Auer: Blauschwarz voll auf Sozialabbaukurs

"Schatten-Expertenregierung" für blauschwarzen Belastungskurs

St. Pölten, (SPI) - "Wenn ein Arbeitsminister über das soziale Netz in Österreich nachdenkt, so ist dies vorab noch nichts Schlechtes. Wenn dieser Arbeitsminister aber gleichzeitig die Funktion des Wirtschaftsministers wahrnimmt und selbst als Konzernherr über entsprechende Interessen verfügt, so ist es angebracht, Vorsicht walten zu lassen. ‚Arbeitsminister‘ Bartenstein möchte das soziale Netz in Österreich elastischer, also grobmaschiger gestalten.

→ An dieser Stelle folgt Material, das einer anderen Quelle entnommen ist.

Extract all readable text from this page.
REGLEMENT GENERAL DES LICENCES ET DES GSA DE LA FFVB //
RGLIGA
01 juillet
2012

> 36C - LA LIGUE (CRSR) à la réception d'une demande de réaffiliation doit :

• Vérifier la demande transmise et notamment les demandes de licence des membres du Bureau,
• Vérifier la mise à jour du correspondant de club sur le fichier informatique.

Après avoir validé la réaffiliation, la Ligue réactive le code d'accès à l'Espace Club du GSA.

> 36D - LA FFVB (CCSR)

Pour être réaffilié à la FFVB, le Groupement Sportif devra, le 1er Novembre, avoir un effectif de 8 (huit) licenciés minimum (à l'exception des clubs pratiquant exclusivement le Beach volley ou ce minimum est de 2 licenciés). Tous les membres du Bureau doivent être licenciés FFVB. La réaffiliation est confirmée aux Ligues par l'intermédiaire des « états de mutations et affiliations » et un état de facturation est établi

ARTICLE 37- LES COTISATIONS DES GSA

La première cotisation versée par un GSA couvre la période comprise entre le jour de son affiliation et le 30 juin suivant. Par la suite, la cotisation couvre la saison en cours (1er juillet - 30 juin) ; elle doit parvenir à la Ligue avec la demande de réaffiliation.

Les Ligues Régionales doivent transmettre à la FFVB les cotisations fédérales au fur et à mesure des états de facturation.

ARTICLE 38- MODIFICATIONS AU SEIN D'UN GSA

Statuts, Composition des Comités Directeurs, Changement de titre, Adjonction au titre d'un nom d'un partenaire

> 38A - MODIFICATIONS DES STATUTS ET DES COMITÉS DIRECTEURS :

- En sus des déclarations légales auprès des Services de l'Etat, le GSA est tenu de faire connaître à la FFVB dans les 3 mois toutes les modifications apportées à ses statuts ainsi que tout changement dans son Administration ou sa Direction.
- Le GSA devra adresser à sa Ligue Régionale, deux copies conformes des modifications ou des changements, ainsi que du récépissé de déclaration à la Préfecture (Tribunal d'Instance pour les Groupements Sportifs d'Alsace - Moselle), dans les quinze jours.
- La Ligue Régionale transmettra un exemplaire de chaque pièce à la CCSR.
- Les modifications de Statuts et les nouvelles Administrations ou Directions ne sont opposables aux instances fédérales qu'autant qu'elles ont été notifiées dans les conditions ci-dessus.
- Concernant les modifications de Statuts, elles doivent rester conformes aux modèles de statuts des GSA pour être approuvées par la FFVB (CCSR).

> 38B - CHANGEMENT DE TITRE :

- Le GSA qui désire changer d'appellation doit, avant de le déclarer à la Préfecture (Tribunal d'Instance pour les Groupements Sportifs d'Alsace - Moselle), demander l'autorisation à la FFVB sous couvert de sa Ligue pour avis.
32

Das bedeutet also in der Übersetzung der ‚elastischen‘ Bartenstein-Sprache eine Zurückdrängung des sozialen Gefüges, eine Kürzung von Leistungen, eine Einengung des Kreises der Bezugsberechtigten - und natürlich weniger Kosten und viele Vorteile für die Wirtschaft, die sich alljährlich über das angeblich zu ‚ausgeprägte‘ soziale System in Österreich entrüstet. Welche Interessen vertritt nun eigentlich Bartenstein. Jene der Arbeitnehmer, oder jene der Wirtschaft", kommentiert die Sozialsprecherin der SPÖ-NÖ, LAbg. Helene Auer, Bartensteins Vorhaben nach einer größeren "Elastizität" des Sozialsystems.****

"Es ist weiters interessant, dass Bartenstein bereits mit einer konkreten Zielsetzung an die Öffentlichkeit geht, obgleich er ja selbst auf die noch arbeitende Expertengruppe zu diesem Thema verweist. Offensichtlich sind dieser Expertengruppe die Zielsetzung und damit die Maßnahmen bereits vorgegeben - ihr Bericht ist damit nur eine Rechtfertigung der politischen Handlungen eines Wirtschaftsministers der sich offensichtlich nicht traut, seine Sozialabbaumaßnahmen allein in seiner politischen Verantwortlichkeit zu vertreten", so Auer.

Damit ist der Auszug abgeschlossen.